The algorithm, obviously, depends on it, and uses it to reduce the problem size in half at each iteration.

One way to understand why num(0s) >= num(1s) still holds true is to look at the two operations performed by this algorithm at each step.

At each step, this algorithm does 2 things:

1. delete odd numbers OR delete even numbers (depending on the sum on the column)
2. remove least significant bit

Now let's look what it means on the numbers. Let's write N numbers ordered:

0000
0001
0010
0011
0100
0101
0110
0111
1000
1001
1010
1011
1100
1101
1110
1111
...

You notice that the sequence of least significant bit (the last column) is 0101010101....
Let's do the first operation (for instance let's choose to delete odd numbers), we get:

0000
0010
0100
0110
1000
1010
1100
1110
...

Now let's do the second operation:

000
001
010
011
100
101
110
111
...

• You realize that the new sequence of least significant bit becomes: 01010101010101... which is exactly the same sequence we had at the beginning of the step.
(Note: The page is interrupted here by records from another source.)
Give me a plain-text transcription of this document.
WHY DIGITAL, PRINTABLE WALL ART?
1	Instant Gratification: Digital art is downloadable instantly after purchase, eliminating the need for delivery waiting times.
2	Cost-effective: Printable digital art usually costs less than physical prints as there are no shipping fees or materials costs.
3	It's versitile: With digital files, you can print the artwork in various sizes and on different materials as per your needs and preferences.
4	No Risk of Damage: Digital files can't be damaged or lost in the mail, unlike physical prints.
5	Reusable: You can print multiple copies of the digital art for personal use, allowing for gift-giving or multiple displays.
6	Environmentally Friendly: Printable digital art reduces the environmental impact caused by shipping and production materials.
It will satisfy as well: num(0s) >= num(1s)

• You can also notice that if you did choose to remove even numbers instead of odds, it would give you the exact same sequence.

• You can notice that if you repeat this operation, it will be again this sequence and so on (you can demonstrate that mathematically if you want by assuming Hn and then proving Hn+1).

Note: I am not sure this algorithm is actually better than the trivial one, even in theory: In computer science (if i remember well my engineering lessons), the complexity is defined by the number of operation a Turing machine has to do to complete an algorithm. If n was extremely big, let's say 2 power 100 billion: then each number contains 100 billion digits. But a Turing machine contains a single band where everything is written. So the head of the Turing machine needs to move through each digit (for instance to move from first number to third one because we removed the second one, we need to reach the third one, so we need to pass at least once through each digit of second number). I am not sure of this last part.

You don't just remove half the numbers chosen at random, but the odd or the even numbers in the interval.

• Thus the remaining numbers can be given as j=2*i+lsb, where i goes through the numbers 0..(n/2) (rounded up or down). This gives that i=⌊j/2⌋.
• (For comparison the original numbers were i where i goes through the numbers 0..n).
• And in general j=2^m*i+(lsbs) where i goes through the numbers 0..(n/2^m) (rounded up or down), and 0<=lsbs<2^m. This gives i=⌊j/2^m⌋.

Thus the same reasoning applies in all of the cases.
Notice that this only works if you start with the lsb.